Jon Stewart, The Daily Show host and chief satirist, remarked in an episode yesterday:

By creating a convenient ecosystem, China’s Foxconn draws in employees who earn 31 cents an hour working for 35 hours straight, thereby saving American companies money.

As you know, Foxconn (also known as Hon Hai Precision Industry) is Apple’s favorite contract manufacturer, it but also produces gadgets for Amazon, Microsoft, HP, Dell and a variety of other brands. With that said, both shows tackle larger issues that affect just about every electronics manufacturer. The last week’s episode of This American Life, the popular radio program, weighed in as well. You can listen to their free audio stream here.

The radio show was dedicated to Mike Daisey’s highly acclaimed show “The Agony and the Ecstasy of Steve Jobs.” Daisy recently exposed the inhumane working conditions at Foxconn’s Shenzhen, China factory. Part of his monologue was adapted for the radio, telling a brutal tale of what life is like at the Foxconn sweatshops. According to a brief synopsis over at the This America Life show’s website, the producers fact-checked Daisey’s claims and added a broader context to his findings:

What should we make of what Mike Daisey saw in China? Our staff did weeks of fact checking to corroborate Daisey’s findings.

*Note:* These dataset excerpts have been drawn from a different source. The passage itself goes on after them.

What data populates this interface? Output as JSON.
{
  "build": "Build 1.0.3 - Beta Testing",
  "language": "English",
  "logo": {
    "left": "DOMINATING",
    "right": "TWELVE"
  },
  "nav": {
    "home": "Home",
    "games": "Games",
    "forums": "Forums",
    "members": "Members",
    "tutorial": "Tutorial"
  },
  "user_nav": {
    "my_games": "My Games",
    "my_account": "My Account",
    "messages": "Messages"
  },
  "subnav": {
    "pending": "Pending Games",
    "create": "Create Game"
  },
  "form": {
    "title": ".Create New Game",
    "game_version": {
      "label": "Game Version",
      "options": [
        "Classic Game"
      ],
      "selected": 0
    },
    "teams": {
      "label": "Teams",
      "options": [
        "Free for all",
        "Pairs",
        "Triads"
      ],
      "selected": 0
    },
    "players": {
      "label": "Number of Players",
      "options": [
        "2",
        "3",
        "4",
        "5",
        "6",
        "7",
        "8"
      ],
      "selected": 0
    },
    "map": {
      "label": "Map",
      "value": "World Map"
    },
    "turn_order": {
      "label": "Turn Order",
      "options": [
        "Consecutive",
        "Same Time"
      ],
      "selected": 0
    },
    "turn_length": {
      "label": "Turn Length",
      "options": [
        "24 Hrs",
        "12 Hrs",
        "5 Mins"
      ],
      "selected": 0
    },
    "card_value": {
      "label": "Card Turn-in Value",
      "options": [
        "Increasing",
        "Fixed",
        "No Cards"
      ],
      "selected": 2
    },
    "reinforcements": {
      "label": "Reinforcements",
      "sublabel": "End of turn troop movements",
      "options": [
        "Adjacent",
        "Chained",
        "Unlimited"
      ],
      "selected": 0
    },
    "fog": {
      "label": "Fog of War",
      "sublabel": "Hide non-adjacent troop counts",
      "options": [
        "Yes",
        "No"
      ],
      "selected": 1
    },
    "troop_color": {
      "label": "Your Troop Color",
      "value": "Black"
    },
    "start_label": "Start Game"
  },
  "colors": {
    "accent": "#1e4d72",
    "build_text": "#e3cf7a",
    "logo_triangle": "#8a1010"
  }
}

Ira talks with Ian Spaulding, founder and managing director of INFACT Global Partners, which goes into Chinese factories and helps them meet social responsibility standards set by Western companies (Apple’s Supplier Responsibility page is here), and with Nicholas Kristof, columnist for The New York Times who has reported in Asian factories. In the podcast and streaming versions of the program he also speaks with Debby Chan Sze Wan, a project manager at the advocacy group SACOM, Students and Scholars Against Corporate Misbehavior, based in Hong Kong. They’ve put out three reports investigating conditions at Foxconn (October 2010, May 2011, Sept 2011). Each report surveyed over 100 Foxconn workers, and they even had a researcher go undercover and take a job at the Shenzhen plant.

Apple in its 2012 Supplier Responsibility Report stated it found 42 manufacturing facilities that delayed wages. Some 68 facilities did not provide proper benefits and 67 facilities held back payments as punishment. In addition, 108 facilities failed to pay legal requirements for overtime and holiday pay, five facilities were exposed with six active cases of underage labor. More than 200 audits Apple performed at their suppliers’ facilities around the world found 93 facilities that currently have more than 50 percent of its staff exceeding the maximum 60-hour workweek set by Apple’s Code of Conduct for suppliers. At 90 facilities, more than half of the records indicated that workers had worked more than 6 consecutive days at least once per month, and 37 facilities lacked an adequate working day control system to ensure that workers took at least 1 day off in every 7 days.